Open Mike: Communication Breakdown
Aside from the use of photocopy and fax machines, the transfer of health care information has not changed much since William Henry Welch founded our School.
Why are all the row homes in Baltimore built of bricks? Because after much of the city burned down in 1904, wooden structures were outlawed. One reason for the all-consuming fire was that fire departments used different size hose couplings. Unable to hook their hoses up to fire hydrants, firefighters from surrounding regions could only stand and watch helplessly as the city burned to rubble.
We have a similar problem now in the Digital Age. Instead of water, we have problems sharing health information. We generate lots of health data, but over the past decades our health care system has evolved into a hodge-podge of separate informational silos. Hospitals, physicians, insurance companies and pharmacies—all have different size "hose couplings." So sharing information between or within silos, even in life-threatening situations, is extremely difficult and slow. Witness the aftermath of Hurricane Katrina, when thousands of people with chronic disease could not access drug names and dosages for their prescription medications.
Inefficiency means that we are wasting resources that could be used to provide care to some of the 44.8 million Americans who don't have access to health insurance. For example, when a patient is seen in a new health care setting, it is often much easier for a provider to repeat a medical test than get the result from elsewhere. Aside from the availability of photocopy and fax machines, the process of information exchange has not changed much since William Henry Welch founded our School or William Osler practiced medicine across the street.
And, too frequently, outside all the health care silos are the city and state health departments charged with protecting the public's health and, at least in our state, controlling costs and improving efficiency.
More than ever, we need strong disease surveillance programs that can warn of new outbreaks at the earliest possible moment. Detecting clusters of disease depends on systems that can talk to each other and provide accurate and timely clinical data. Better disease surveillance and monitoring can also tell us where we need to make public health interventions. Recently, for example, experts in Biostatistics and Epidemiology from our School were able to link air pollution, Medicare, weather and census data to demonstrate that even slight increases in particulate matter pollutants resulted in thousands more people being hospitalized for cardiovascular and respiratory diseases. That's a great example of turning information into knowledge—knowledge that lets us devise ways to improve health.

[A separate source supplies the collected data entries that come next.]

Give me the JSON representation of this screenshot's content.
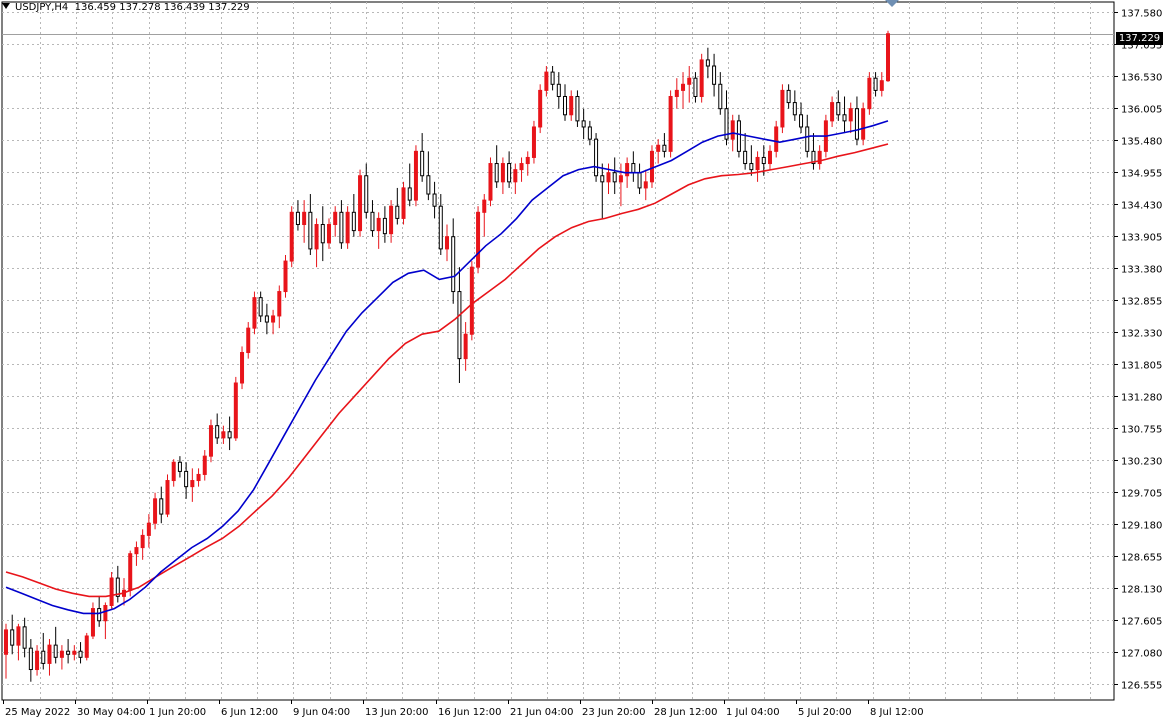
{
  "header": {
    "symbol": "USDJPY,H4",
    "open": "136.459",
    "high": "137.278",
    "low": "136.439",
    "close": "137.229"
  },
  "current_price_tag": "137.229",
  "colors": {
    "bull_candle": "#e8141a",
    "bear_candle": "#000000",
    "ma_fast": "#0000cc",
    "ma_slow": "#e8141a",
    "grid": "#b8b8b8"
  },
  "chart_data": {
    "type": "candlestick",
    "title": "USDJPY,H4",
    "ylim": [
      126.3,
      137.75
    ],
    "y_ticks": [
      "137.580",
      "137.055",
      "136.530",
      "136.005",
      "135.480",
      "134.955",
      "134.430",
      "133.905",
      "133.380",
      "132.855",
      "132.330",
      "131.805",
      "131.280",
      "130.755",
      "130.230",
      "129.705",
      "129.180",
      "128.655",
      "128.130",
      "127.605",
      "127.080",
      "126.555"
    ],
    "x_labels": [
      "25 May 2022",
      "30 May 04:00",
      "1 Jun 20:00",
      "6 Jun 12:00",
      "9 Jun 04:00",
      "13 Jun 20:00",
      "16 Jun 12:00",
      "21 Jun 04:00",
      "23 Jun 20:00",
      "28 Jun 12:00",
      "1 Jul 04:00",
      "5 Jul 20:00",
      "8 Jul 12:00"
    ],
    "grid": true,
    "price_line": 137.229,
    "candles_ohlc": [
      [
        127.05,
        127.55,
        126.65,
        127.45
      ],
      [
        127.45,
        127.7,
        127.05,
        127.2
      ],
      [
        127.2,
        127.55,
        126.95,
        127.5
      ],
      [
        127.5,
        127.65,
        127.0,
        127.15
      ],
      [
        127.15,
        127.3,
        126.6,
        126.8
      ],
      [
        126.8,
        127.2,
        126.7,
        127.1
      ],
      [
        127.1,
        127.4,
        126.8,
        126.9
      ],
      [
        126.9,
        127.3,
        126.7,
        127.2
      ],
      [
        127.2,
        127.5,
        126.9,
        127.0
      ],
      [
        127.0,
        127.2,
        126.8,
        127.1
      ],
      [
        127.1,
        127.3,
        126.9,
        127.05
      ],
      [
        127.05,
        127.2,
        126.95,
        127.1
      ],
      [
        127.1,
        127.25,
        126.9,
        127.0
      ],
      [
        127.0,
        127.4,
        126.95,
        127.35
      ],
      [
        127.35,
        127.9,
        127.3,
        127.8
      ],
      [
        127.8,
        128.0,
        127.5,
        127.6
      ],
      [
        127.6,
        127.9,
        127.3,
        127.85
      ],
      [
        127.85,
        128.4,
        127.8,
        128.3
      ],
      [
        128.3,
        128.5,
        127.9,
        128.0
      ],
      [
        128.0,
        128.3,
        127.85,
        128.1
      ],
      [
        128.1,
        128.75,
        128.0,
        128.7
      ],
      [
        128.7,
        128.9,
        128.5,
        128.8
      ],
      [
        128.8,
        129.1,
        128.6,
        129.0
      ],
      [
        129.0,
        129.35,
        128.8,
        129.2
      ],
      [
        129.2,
        129.7,
        129.1,
        129.6
      ],
      [
        129.6,
        129.8,
        129.2,
        129.35
      ],
      [
        129.35,
        130.0,
        129.3,
        129.9
      ],
      [
        129.9,
        130.25,
        129.8,
        130.2
      ],
      [
        130.2,
        130.3,
        129.95,
        130.05
      ],
      [
        130.05,
        130.2,
        129.6,
        129.8
      ],
      [
        129.8,
        130.1,
        129.55,
        129.9
      ],
      [
        129.9,
        130.1,
        129.8,
        130.0
      ],
      [
        130.0,
        130.4,
        129.9,
        130.3
      ],
      [
        130.3,
        130.9,
        130.2,
        130.8
      ],
      [
        130.8,
        131.0,
        130.5,
        130.6
      ],
      [
        130.6,
        130.8,
        130.5,
        130.7
      ],
      [
        130.7,
        130.95,
        130.4,
        130.6
      ],
      [
        130.6,
        131.6,
        130.55,
        131.5
      ],
      [
        131.5,
        132.1,
        131.4,
        132.0
      ],
      [
        132.0,
        132.5,
        131.9,
        132.4
      ],
      [
        132.4,
        133.0,
        132.3,
        132.9
      ],
      [
        132.9,
        133.0,
        132.5,
        132.6
      ],
      [
        132.6,
        132.8,
        132.3,
        132.5
      ],
      [
        132.5,
        132.7,
        132.3,
        132.6
      ],
      [
        132.6,
        133.1,
        132.4,
        133.0
      ],
      [
        133.0,
        133.6,
        132.9,
        133.5
      ],
      [
        133.5,
        134.4,
        133.4,
        134.3
      ],
      [
        134.3,
        134.5,
        134.0,
        134.1
      ],
      [
        134.1,
        134.5,
        133.8,
        134.3
      ],
      [
        134.3,
        134.6,
        133.6,
        133.7
      ],
      [
        133.7,
        134.2,
        133.4,
        134.1
      ],
      [
        134.1,
        134.4,
        133.5,
        133.8
      ],
      [
        133.8,
        134.2,
        133.7,
        134.1
      ],
      [
        134.1,
        134.4,
        133.9,
        134.3
      ],
      [
        134.3,
        134.5,
        133.7,
        133.8
      ],
      [
        133.8,
        134.4,
        133.7,
        134.3
      ],
      [
        134.3,
        134.6,
        133.9,
        134.0
      ],
      [
        134.0,
        135.0,
        133.9,
        134.9
      ],
      [
        134.9,
        135.1,
        134.2,
        134.3
      ],
      [
        134.3,
        134.5,
        133.9,
        134.0
      ],
      [
        134.0,
        134.3,
        133.7,
        134.2
      ],
      [
        134.2,
        134.4,
        133.8,
        133.95
      ],
      [
        133.95,
        134.5,
        133.8,
        134.4
      ],
      [
        134.4,
        134.7,
        134.1,
        134.2
      ],
      [
        134.2,
        134.8,
        134.1,
        134.7
      ],
      [
        134.7,
        135.1,
        134.4,
        134.5
      ],
      [
        134.5,
        135.4,
        134.4,
        135.3
      ],
      [
        135.3,
        135.6,
        134.8,
        134.9
      ],
      [
        134.9,
        135.3,
        134.5,
        134.6
      ],
      [
        134.6,
        134.8,
        134.2,
        134.4
      ],
      [
        134.4,
        134.6,
        133.6,
        133.7
      ],
      [
        133.7,
        134.1,
        133.5,
        133.9
      ],
      [
        133.9,
        134.2,
        132.8,
        133.0
      ],
      [
        133.0,
        133.4,
        131.5,
        131.9
      ],
      [
        131.9,
        132.5,
        131.7,
        132.3
      ],
      [
        132.3,
        133.5,
        132.2,
        133.4
      ],
      [
        133.4,
        134.4,
        133.3,
        134.3
      ],
      [
        134.3,
        134.6,
        133.9,
        134.5
      ],
      [
        134.5,
        135.2,
        134.4,
        135.1
      ],
      [
        135.1,
        135.4,
        134.7,
        134.8
      ],
      [
        134.8,
        135.2,
        134.6,
        135.1
      ],
      [
        135.1,
        135.3,
        134.7,
        134.8
      ],
      [
        134.8,
        135.1,
        134.6,
        135.0
      ],
      [
        135.0,
        135.2,
        134.8,
        135.1
      ],
      [
        135.1,
        135.3,
        134.9,
        135.2
      ],
      [
        135.2,
        135.8,
        135.1,
        135.7
      ],
      [
        135.7,
        136.4,
        135.6,
        136.3
      ],
      [
        136.3,
        136.7,
        136.2,
        136.6
      ],
      [
        136.6,
        136.7,
        136.3,
        136.4
      ],
      [
        136.4,
        136.6,
        136.0,
        136.2
      ],
      [
        136.2,
        136.4,
        135.8,
        135.9
      ],
      [
        135.9,
        136.3,
        135.8,
        136.2
      ],
      [
        136.2,
        136.3,
        135.7,
        135.8
      ],
      [
        135.8,
        136.0,
        135.5,
        135.7
      ],
      [
        135.7,
        135.8,
        135.4,
        135.5
      ],
      [
        135.5,
        135.6,
        134.8,
        134.9
      ],
      [
        134.9,
        135.1,
        134.2,
        134.8
      ],
      [
        134.8,
        135.1,
        134.6,
        134.95
      ],
      [
        134.95,
        135.2,
        134.6,
        134.8
      ],
      [
        134.8,
        135.1,
        134.4,
        134.9
      ],
      [
        134.9,
        135.2,
        134.7,
        135.1
      ],
      [
        135.1,
        135.3,
        134.8,
        134.95
      ],
      [
        134.95,
        135.1,
        134.6,
        134.7
      ],
      [
        134.7,
        135.0,
        134.5,
        134.8
      ],
      [
        134.8,
        135.4,
        134.7,
        135.3
      ],
      [
        135.3,
        135.5,
        135.1,
        135.4
      ],
      [
        135.4,
        135.6,
        135.2,
        135.3
      ],
      [
        135.3,
        136.3,
        135.2,
        136.2
      ],
      [
        136.2,
        136.5,
        136.0,
        136.3
      ],
      [
        136.3,
        136.6,
        136.0,
        136.4
      ],
      [
        136.4,
        136.7,
        136.1,
        136.5
      ],
      [
        136.5,
        136.6,
        136.1,
        136.2
      ],
      [
        136.2,
        136.9,
        136.1,
        136.8
      ],
      [
        136.8,
        137.0,
        136.5,
        136.7
      ],
      [
        136.7,
        136.9,
        136.2,
        136.4
      ],
      [
        136.4,
        136.6,
        135.9,
        136.0
      ],
      [
        136.0,
        136.3,
        135.4,
        135.5
      ],
      [
        135.5,
        135.9,
        135.3,
        135.8
      ],
      [
        135.8,
        135.9,
        135.2,
        135.3
      ],
      [
        135.3,
        135.6,
        135.0,
        135.1
      ],
      [
        135.1,
        135.4,
        134.9,
        135.0
      ],
      [
        135.0,
        135.3,
        134.8,
        135.2
      ],
      [
        135.2,
        135.4,
        134.9,
        135.1
      ],
      [
        135.1,
        135.4,
        135.0,
        135.3
      ],
      [
        135.3,
        135.8,
        135.2,
        135.7
      ],
      [
        135.7,
        136.4,
        135.6,
        136.3
      ],
      [
        136.3,
        136.4,
        136.0,
        136.1
      ],
      [
        136.1,
        136.3,
        135.8,
        135.9
      ],
      [
        135.9,
        136.1,
        135.6,
        135.7
      ],
      [
        135.7,
        135.9,
        135.2,
        135.3
      ],
      [
        135.3,
        135.6,
        135.0,
        135.1
      ],
      [
        135.1,
        135.4,
        135.0,
        135.3
      ],
      [
        135.3,
        135.9,
        135.2,
        135.8
      ],
      [
        135.8,
        136.2,
        135.7,
        136.1
      ],
      [
        136.1,
        136.3,
        135.8,
        135.9
      ],
      [
        135.9,
        136.2,
        135.6,
        135.8
      ],
      [
        135.8,
        136.1,
        135.6,
        136.0
      ],
      [
        136.0,
        136.2,
        135.4,
        135.5
      ],
      [
        135.5,
        136.1,
        135.4,
        136.0
      ],
      [
        136.0,
        136.6,
        135.9,
        136.5
      ],
      [
        136.5,
        136.6,
        136.2,
        136.3
      ],
      [
        136.3,
        136.6,
        136.2,
        136.459
      ],
      [
        136.459,
        137.278,
        136.439,
        137.229
      ]
    ],
    "ma_fast": [
      128.15,
      128.05,
      127.95,
      127.85,
      127.78,
      127.72,
      127.72,
      127.8,
      127.95,
      128.15,
      128.4,
      128.6,
      128.8,
      128.95,
      129.15,
      129.4,
      129.75,
      130.2,
      130.65,
      131.1,
      131.55,
      131.95,
      132.35,
      132.65,
      132.9,
      133.15,
      133.3,
      133.35,
      133.2,
      133.25,
      133.5,
      133.75,
      133.95,
      134.2,
      134.5,
      134.7,
      134.9,
      135.0,
      135.05,
      135.0,
      134.95,
      134.95,
      135.05,
      135.15,
      135.3,
      135.45,
      135.55,
      135.6,
      135.55,
      135.5,
      135.45,
      135.5,
      135.55,
      135.55,
      135.6,
      135.65,
      135.72,
      135.8
    ],
    "ma_slow": [
      128.4,
      128.32,
      128.22,
      128.12,
      128.05,
      128.0,
      128.0,
      128.05,
      128.15,
      128.32,
      128.48,
      128.64,
      128.8,
      128.95,
      129.15,
      129.4,
      129.65,
      129.95,
      130.3,
      130.65,
      131.0,
      131.3,
      131.6,
      131.9,
      132.15,
      132.3,
      132.35,
      132.55,
      132.8,
      133.0,
      133.2,
      133.45,
      133.7,
      133.9,
      134.05,
      134.15,
      134.2,
      134.28,
      134.35,
      134.45,
      134.6,
      134.75,
      134.85,
      134.9,
      134.92,
      134.95,
      135.0,
      135.05,
      135.1,
      135.15,
      135.22,
      135.28,
      135.35,
      135.42
    ]
  }
}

The irony is that many low resource countries, because they are building health systems from scratch, do a much better job than we do of using information technology to provide care, monitor the health of their population and manage their health systems. Last year, I visited a system of clinics in Soweto that provided HIV care. All records were electronic and accessible at any clinic, but there was a problem in consistently retrieving patient records because of different spellings for people's tribal names. Health system leaders solved the problem by relying on fingerprints. Patients simply place their thumbs on an electronic pad, and their records are then retrieved. The system works over multiple, networked sites. When I stopped marveling at the elegance of the solution, I asked the person behind the clinic registrar's desk where the system's software came from. He shrugged and said, "I wrote it."
Another example we could learn from: Just recently, I was in a pharmacy in a township outside of Cape Town where antiretroviral medications, a scarce and expensive resource, were dispensed. The prescriptions were bar-coded and, when dispensed, scanned. Using cell phone text messaging technology, information is sent to a central database located in a distant site that prevents duplicate prescriptions, facilitates compliance and improves quality of care.
I'm convinced that building a regional medical records system in the United States will not only improve health care at the individual patient level, but it will allow us to aggregate data at regional and national levels to create new knowledge, control costs and improve outcomes. Privacy concerns need to be respected and limited resources need to be considered, but health institutions must be able to talk to one another. Recently, I convened a task force to come up with a road map on health informatics for our School. Our country needs to do the same.
Penetrating walls of silos is always hard, replacing hose couplings is always expensive, but, just like Baltimore in 1904, we need to fix the problem.